Così tutti sanno della mancanza di dispositivi di sicurezza adeguati per il personale, con operatori costretti a indossare per diversi giorni la stessa mascherina o gli stessi guanti persino nei reparti della terapia intensiva, proprio dove l'esposizione al contagio è più diretta. Ciò che spiega l'altissima percentuale di morti tra medici e infermieri, non solo in Italia, ma anche in Spagna e in Francia.

Invece non tutti conoscono altri aspetti della loro condizione.
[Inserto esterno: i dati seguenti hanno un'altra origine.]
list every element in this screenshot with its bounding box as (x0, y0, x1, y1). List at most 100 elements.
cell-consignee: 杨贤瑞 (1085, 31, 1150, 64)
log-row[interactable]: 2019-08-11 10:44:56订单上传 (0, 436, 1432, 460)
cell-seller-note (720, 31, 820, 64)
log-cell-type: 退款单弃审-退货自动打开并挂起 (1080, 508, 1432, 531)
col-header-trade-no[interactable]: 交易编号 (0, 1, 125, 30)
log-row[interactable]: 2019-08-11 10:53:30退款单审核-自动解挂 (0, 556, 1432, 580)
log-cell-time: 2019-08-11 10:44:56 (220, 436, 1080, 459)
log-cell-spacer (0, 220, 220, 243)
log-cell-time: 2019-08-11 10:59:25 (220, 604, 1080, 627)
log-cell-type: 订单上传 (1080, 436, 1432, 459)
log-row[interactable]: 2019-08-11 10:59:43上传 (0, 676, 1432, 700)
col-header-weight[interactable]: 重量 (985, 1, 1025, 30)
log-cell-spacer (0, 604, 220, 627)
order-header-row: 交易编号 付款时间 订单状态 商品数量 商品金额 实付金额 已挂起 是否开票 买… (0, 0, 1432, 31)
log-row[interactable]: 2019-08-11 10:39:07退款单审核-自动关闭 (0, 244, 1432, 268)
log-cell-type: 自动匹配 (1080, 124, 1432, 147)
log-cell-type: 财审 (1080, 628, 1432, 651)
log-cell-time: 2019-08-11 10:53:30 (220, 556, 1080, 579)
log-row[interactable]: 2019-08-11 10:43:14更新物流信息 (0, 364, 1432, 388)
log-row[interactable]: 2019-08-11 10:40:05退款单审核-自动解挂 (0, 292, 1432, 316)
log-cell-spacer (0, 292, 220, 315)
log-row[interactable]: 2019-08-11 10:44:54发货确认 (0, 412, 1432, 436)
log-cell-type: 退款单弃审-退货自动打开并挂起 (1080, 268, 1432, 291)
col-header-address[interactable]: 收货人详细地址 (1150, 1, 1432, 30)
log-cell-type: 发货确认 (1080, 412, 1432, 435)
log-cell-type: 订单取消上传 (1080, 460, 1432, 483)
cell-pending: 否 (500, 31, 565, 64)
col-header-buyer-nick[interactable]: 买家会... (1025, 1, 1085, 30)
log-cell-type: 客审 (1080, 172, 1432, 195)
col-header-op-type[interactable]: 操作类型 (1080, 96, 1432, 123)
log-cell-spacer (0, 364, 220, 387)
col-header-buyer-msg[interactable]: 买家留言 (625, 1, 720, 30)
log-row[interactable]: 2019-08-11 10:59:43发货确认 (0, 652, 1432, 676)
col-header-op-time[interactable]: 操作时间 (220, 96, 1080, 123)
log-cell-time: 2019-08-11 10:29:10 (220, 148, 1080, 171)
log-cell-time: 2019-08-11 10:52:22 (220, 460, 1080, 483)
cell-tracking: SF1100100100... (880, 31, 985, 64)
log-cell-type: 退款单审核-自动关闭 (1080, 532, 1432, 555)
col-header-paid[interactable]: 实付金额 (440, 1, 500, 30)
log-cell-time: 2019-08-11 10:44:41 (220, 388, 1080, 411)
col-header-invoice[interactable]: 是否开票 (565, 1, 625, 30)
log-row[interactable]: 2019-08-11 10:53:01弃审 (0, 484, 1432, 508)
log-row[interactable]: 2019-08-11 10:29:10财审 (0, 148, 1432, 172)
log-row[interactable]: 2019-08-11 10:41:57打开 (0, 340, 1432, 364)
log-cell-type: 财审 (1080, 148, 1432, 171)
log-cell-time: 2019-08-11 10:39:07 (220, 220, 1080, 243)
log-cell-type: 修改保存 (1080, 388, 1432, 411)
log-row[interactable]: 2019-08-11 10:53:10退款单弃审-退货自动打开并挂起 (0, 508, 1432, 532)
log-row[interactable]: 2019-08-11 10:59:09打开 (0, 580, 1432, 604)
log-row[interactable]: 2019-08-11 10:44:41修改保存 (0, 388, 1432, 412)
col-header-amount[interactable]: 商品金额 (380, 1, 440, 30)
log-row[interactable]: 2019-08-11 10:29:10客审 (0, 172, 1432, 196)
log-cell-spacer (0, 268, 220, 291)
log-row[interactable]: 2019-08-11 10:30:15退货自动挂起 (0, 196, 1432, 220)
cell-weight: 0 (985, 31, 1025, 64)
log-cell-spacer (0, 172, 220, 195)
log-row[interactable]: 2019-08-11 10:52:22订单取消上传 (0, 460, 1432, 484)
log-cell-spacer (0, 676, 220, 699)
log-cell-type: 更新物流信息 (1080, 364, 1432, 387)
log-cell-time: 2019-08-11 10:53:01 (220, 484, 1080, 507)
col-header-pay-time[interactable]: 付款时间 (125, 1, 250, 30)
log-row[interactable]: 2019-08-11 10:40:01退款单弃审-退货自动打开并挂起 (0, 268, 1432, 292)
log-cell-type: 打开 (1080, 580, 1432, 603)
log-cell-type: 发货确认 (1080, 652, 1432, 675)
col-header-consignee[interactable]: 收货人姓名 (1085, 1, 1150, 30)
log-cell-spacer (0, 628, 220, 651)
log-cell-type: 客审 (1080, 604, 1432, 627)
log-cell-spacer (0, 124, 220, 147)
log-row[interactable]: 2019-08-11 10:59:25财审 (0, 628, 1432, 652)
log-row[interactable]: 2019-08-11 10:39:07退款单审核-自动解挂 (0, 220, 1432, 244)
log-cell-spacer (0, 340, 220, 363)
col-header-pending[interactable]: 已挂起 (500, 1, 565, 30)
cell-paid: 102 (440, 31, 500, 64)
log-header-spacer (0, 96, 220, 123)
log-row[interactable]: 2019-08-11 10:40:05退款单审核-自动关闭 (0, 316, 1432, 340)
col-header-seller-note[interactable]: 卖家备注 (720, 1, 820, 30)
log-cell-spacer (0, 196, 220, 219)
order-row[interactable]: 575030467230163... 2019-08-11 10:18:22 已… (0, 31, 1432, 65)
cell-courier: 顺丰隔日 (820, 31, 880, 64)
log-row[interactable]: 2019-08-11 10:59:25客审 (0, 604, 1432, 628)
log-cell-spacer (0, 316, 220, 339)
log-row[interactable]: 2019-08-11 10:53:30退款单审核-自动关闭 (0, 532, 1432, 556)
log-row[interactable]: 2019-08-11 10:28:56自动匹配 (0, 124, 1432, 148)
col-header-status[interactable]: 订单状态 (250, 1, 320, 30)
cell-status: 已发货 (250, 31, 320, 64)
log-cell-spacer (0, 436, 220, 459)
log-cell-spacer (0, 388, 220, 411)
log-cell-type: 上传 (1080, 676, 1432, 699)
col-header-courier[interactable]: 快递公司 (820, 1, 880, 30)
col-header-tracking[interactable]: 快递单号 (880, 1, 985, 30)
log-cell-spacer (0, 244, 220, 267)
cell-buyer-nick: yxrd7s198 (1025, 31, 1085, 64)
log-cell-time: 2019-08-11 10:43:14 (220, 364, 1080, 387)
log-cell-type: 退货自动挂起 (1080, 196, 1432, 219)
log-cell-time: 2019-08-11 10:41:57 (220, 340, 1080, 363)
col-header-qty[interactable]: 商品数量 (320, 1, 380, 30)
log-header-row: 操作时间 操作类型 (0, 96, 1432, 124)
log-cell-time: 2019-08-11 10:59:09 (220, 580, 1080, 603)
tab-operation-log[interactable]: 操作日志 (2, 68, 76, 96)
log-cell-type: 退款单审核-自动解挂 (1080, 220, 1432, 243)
Un numero esorbitante di contratti a termine, stipendi miserabili, mancato rinnovo contrattuale (nella sanità privata da ben 13 anni!), pochissime ore di formazione professionale per tagliare i costi aziendali, divieto di congedo parentale, impossibilità di denunciare pubblicamente la propria condizione di servizio senza incorrere nel reato di procurato danno all'azienda, ciò che significa licenziamento certo. Insomma, una situazione di ricatto e di impotenza, resa oggi ancor più pesante non solo dal numero delle ore di lavoro, ma dallo stress emotivo della relazione quotidiana con persone in pericolo di vita, disperatamente sole, per le quali il medico e l'infermiere non è solamente tale ma diventa spesso l'unica presenza affettiva disponibile. Solo se si guarda complessivamente a questa situazione di lavoro si comprendono le conseguenze gravi che a volte ne discendono: la scelta delle dimissioni, in qualche caso estremo persino il suicidio.

Ora, di fronte a tutto questo, fa veramente ribrezzo che la grande stampa borghese, quella che ha predicato per decenni i tagli alla sanità, riservi a questi lavoratori la patente di “eroi”. Tanto più se viene affibbiata, come ieri è accaduto, dal presidente di Confindustria lombarda Bonometti, primo responsabile della strage quotidiana di Bergamo e di Brescia, escluse per sua volontà dalle misure di Codogno per non turbare produzione e profitti delle imprese metalmeccaniche. Quanto al governo, il prezzo attribuito ai lavoratori della sanità, come ad altri, è un premio di 100 euro in più in busta paga. Un eroismo davvero a basso costo, non c'è che dire. Nulla a confronto dei grassi dividendi di oltre 5 miliardi che le grandi banche tricolore (Intesa Sanpaolo, Banco BPM, UBI, BPER, Unicredit) riservano proprio nella giornata di oggi ai rispettivi grandi azionisti. Respingendo oltretutto l’invito della Federazione bancaria europea (EBF) a rinviare la spartizione degli utili a un momento più “consono”.

Sì, siamo in guerra. Una grande guerra. Coi generali che mandano la truppa a crepare in trincea mentre loro si spartiscono il bottino. Ma i dopoguerra riservano a volte spiacevoli sorprese agli stati maggiori. Così è stato nel secolo scorso, così potrebbe succedere domani.